函館市から小樽市を繋ぐ日本海側の国道、『日本海追分ソーランライン』は北海道の歴史が始まったエリアだ。とくに南西部は、蝦夷という大地が開拓されはじめた歴史ある土地。そのためか、どちらかというと“洋”を感じることが多い北海道にあって、この辺りはとても“和”を感じる。
夏、その“和”を感じつつ日本海に日が沈み星が輝き始めるころに追分ソーランラインを走ると、水平線の彼方に煌煌と輝く漁り火が浮かび始める。“真いか漁”だ。
真いかの漁期は6月1日から翌年の1月末まで。実に8ヶ月間と長い。真いかのふ化から産卵というライフサイクルは系群(海域ごとの群れ)によって時期は変わるが、その寿命はほぼ1年。日本海の南から暖流に乗って成長しながら北上してくる。
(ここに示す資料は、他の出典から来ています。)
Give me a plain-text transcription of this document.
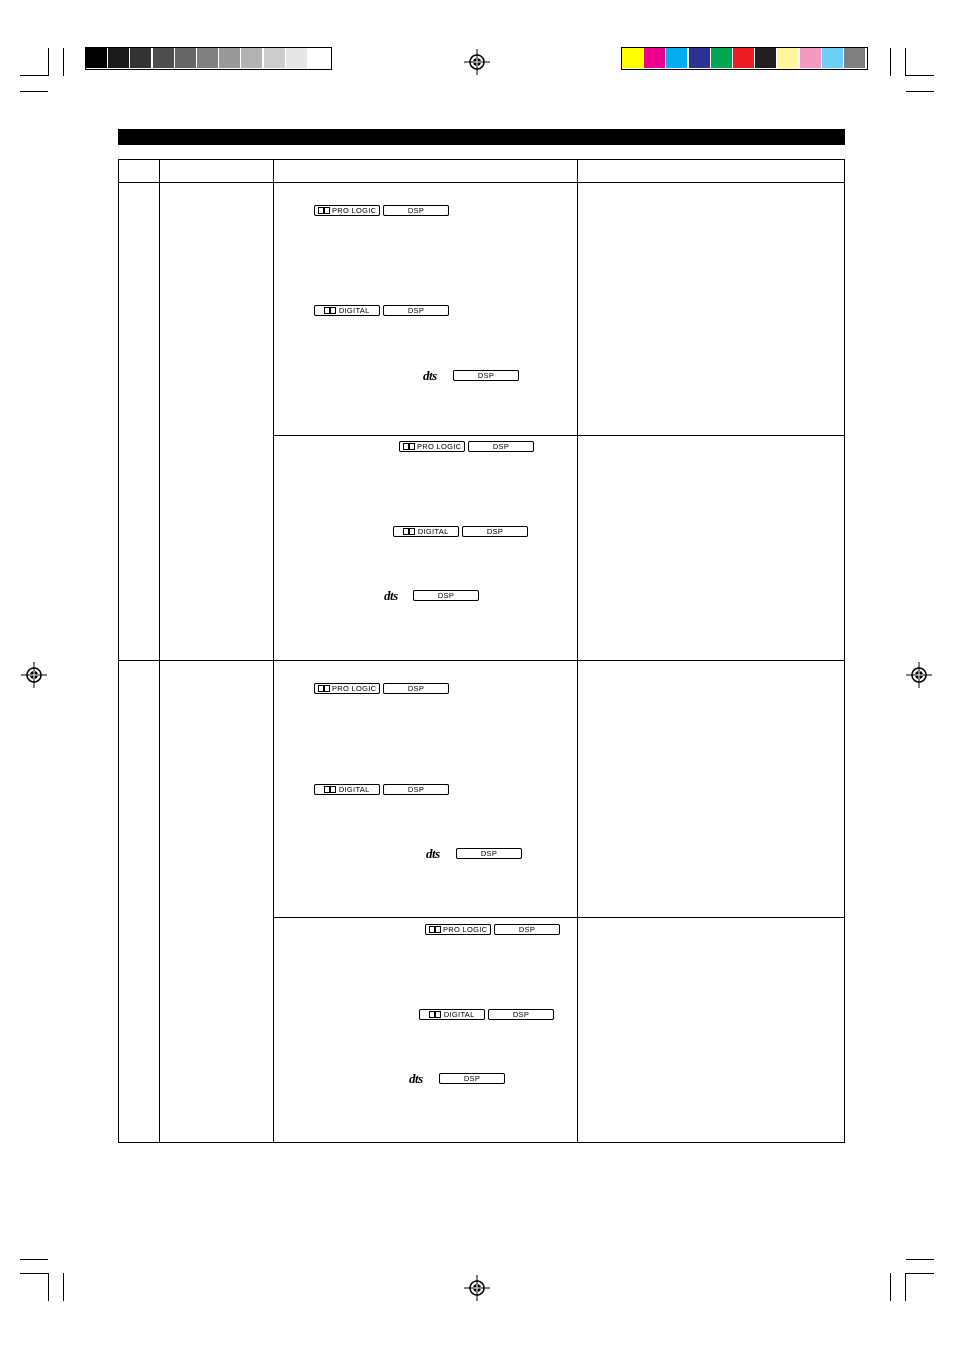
PRO LOGIC	DSP
DIGITAL	DSP
dts	DSP
PRO LOGIC	DSP
DIGITAL	DSP
dts	DSP
PRO LOGIC	DSP
DIGITAL	DSP
dts	DSP
PRO LOGIC	DSP
DIGITAL	DSP
dts	DSP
そこを釣り上げるのが“いか釣り漁業”だ。
正午すぎ、発泡ケースと氷を山積みしたいか釣り漁船は港を後にする。漁場となる沖へ向かうが、いつも同じところにいかが群れているとは限らない。GPS・ソナーや魚群探知機を駆使し、さらに漁師さんの長年の経験と勘でいかの群れを探し当てる。明るい時間帯は水深150から160メートル、日が沈むと120メートルあたりで浮いているという。
漁の開始時間である午後3時。それまでに探し当てていたいかの群れに専用の疑似針をセットしたいか釣機から仕掛けが落とし込まれる。50から60本付いている針にいかがすぐに反応して抱きついてくる。疑似餌に掛かったいかは必死に抵抗するし、重量自体もあるので想像以上に重い。それがある程度の数、針につくと、いくら機械とは言え、なかなか上がってくるものではない。スミと海水を吐きながら巻き上げられてきたいかが次から次へと船上に集まってくる。漁師さんはそれを手早く1パイ1パイサイズ別に分け、氷が敷かれた発泡ケースに丁寧に並べていく。とてもスピーディーな作業だ。それを幾度となく繰り返し、いかの反応がなくなると、次の群れを探す。
そして日が沈むと、いよいよ集魚灯に灯がともされる。煌煌と輝き遠く離れたところまで明かりが届く漁り火。陸から観ると、それはとても幻想的だ。その集魚灯の明るさにいかが寄ると思われがちだが実は違う。いかは明るい環境が苦手である。なので、漁り火に集まった小魚を捕食にいかが寄り、いかは明かりを避けて船底の影に入って待ち伏せている。それを釣り上げる。
朝の4時になると漁のタイムリミットだ。いかがびっしりつまった発泡ケースを山積みしたいか釣り漁船は港へ向かう。港へ着くと、発泡ケースを一気に降ろし、同時に仲買などに捌かれて運ばれて行く。数百箱が瞬く間になくなる。10分とかからない。
そのいかは地元や函館でその数時間後には朝いかとして売られ、食卓に並ぶ。透明感があり、コリコリとした抜群の歯触りがある朝いかは鮮度が重要。しょうが醤油で口に運ぶと、箸がとまらない。
「いが~、いが~」
函館や道南の町内に響くトラックから聞こえる朝いかを売り込む声の裏には、より美味しく食べてもらいたいという漁師さんの熱くやさしい気持ちと迅速かつ丁寧な作業があった……。